Вечеринка была в самом разгаре, но спустя некоторое время Владимир почувствовал себя неуютно. Торопливо попрощавшись со знакомыми, он похлопал Мичмана по плечу, еще раз поздравил с днем рождения и заявил, что ему пора бежать.
Мичман, кажется, был немного удивлен, но его внимания хотело одновременно столько народу, что долго размышлять о странностях в поведении друга ему было просто некогда. Поэтому он только махнул рукой и прокричал вдогонку:
— Про пари не забудь! Я тебе завтра позвоню, условимся о времени и маршруте!
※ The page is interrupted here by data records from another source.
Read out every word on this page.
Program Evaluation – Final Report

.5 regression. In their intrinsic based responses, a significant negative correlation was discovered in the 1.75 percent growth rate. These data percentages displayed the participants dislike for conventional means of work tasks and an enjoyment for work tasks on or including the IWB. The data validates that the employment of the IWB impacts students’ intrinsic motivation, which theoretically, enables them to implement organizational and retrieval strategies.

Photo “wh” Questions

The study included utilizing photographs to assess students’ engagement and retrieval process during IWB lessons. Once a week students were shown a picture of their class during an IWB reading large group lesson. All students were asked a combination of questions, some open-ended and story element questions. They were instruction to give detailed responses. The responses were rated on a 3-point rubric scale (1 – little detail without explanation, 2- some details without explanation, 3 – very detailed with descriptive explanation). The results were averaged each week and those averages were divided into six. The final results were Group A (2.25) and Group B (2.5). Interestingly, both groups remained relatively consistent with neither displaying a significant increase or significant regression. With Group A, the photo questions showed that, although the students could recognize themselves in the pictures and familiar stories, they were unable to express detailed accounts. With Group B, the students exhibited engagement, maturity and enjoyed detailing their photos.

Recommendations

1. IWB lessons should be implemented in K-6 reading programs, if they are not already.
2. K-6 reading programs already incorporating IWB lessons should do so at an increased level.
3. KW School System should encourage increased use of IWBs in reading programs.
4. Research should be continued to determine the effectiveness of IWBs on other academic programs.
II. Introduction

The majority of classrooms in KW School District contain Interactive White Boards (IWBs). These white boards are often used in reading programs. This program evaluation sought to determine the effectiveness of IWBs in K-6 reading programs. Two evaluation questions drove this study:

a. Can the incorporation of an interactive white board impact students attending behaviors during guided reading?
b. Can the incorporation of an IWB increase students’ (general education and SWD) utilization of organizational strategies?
Владимир согласно кивнул и быстро вышел из душного клуба на улицу. Перед тем как сесть в машину, он несколько секунд просто постоял рядом, касаясь рукой холодного металла, чуть ли не поглаживая любимое транспортное средство и вдыхая вкусный вечерний воздух. В последнее время, когда он слишком сильно раздражался, это поднимало ему настроение и успокаивало.
Но сейчас маленький ритуал не помог. Настроение почему-то было донельзя паршивым.
"Утро добрым не бывает... Да перестань ты трезвонить, встал я уже!"
— Выходной, называется, — сонно проворчала жена. — Приличные люди в это время десятые сны досматривают.
— Спи давай... Алё, — Владимиру почему-то совсем не хотелось выслушивать ворчание законной половины — он был свято уверен, что звонили с работы.
— Салют, Берсеркер! — в трубке, как ни странно, раздался весёлый голос Мичмана. — Просыпайся, труба зовёт!
— Какая труба? Мич, ты? Ещё не напраздновался?
— А ты ещё не проснулся, что ли? Позор! Девятый час! Про спор-то уже забыл, небось? Подъём, а то вся жизнь пройдёт мимо.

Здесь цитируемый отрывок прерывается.